Mike Müller agiert als Sidekick, als Giacobbos Andrack. Und macht das zu Beginn der Sendung sehr gut. Als Giacobbo den Sexskandal der katholischen Kirche anspricht und erklärt, die hätten den Bibelsatz «Jesus liebt dich» falsch verstanden, ergänzt Müller trocken: «Und es hiess ja auch ‹zwölf Jünger› und nicht ‹zwölfi und jünger›.» Das sind One-Liner, die sitzen. Erfrischend auch, wie die Political Correctness mit Füssen getreten wird.
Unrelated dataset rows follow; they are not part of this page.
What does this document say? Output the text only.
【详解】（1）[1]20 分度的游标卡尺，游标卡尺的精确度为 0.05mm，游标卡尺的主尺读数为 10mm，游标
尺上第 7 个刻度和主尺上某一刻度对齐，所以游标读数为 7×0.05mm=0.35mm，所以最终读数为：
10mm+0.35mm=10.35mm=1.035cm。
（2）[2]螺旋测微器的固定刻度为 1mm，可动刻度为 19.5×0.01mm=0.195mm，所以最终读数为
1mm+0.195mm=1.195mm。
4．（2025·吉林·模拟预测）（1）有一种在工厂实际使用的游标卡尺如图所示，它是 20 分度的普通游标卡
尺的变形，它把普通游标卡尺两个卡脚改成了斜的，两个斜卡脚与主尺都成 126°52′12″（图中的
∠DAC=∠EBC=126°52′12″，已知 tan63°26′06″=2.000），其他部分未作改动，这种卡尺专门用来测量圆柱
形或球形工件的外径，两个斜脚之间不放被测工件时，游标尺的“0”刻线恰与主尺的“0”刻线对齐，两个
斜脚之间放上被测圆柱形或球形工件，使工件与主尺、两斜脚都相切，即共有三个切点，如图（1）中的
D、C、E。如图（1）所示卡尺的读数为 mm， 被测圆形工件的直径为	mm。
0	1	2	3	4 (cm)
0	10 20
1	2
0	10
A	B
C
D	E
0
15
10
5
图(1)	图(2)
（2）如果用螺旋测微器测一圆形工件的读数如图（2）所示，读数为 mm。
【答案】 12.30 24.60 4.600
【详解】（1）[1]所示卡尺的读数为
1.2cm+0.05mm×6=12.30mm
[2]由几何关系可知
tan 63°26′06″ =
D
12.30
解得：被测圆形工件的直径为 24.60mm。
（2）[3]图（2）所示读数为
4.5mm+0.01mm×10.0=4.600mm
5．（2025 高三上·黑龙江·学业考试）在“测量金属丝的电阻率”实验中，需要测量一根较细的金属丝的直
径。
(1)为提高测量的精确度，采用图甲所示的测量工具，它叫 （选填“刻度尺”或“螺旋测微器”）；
Doch auf einen starken Start folgt ein schwacher Schluss: Allzu verschiedene Studiogäste nehmen am runden Tisch Platz, zu viele für die kurze Zeit, die mehrheitlich FDP-Politiker Otto Ineichen für sich beansprucht. Giacobbo demonstriert seine Schlagfertigkeit, lässt ihn auflaufen. Doch verstreicht zu viel Zeit beim Polittalk, angesichts der Tatsache, dass mit dem Kopf-Komiker Andreas Thiel und dem Erfinder Herbert Bay zwei weitere Gäste Giacobbo / Müller flankieren.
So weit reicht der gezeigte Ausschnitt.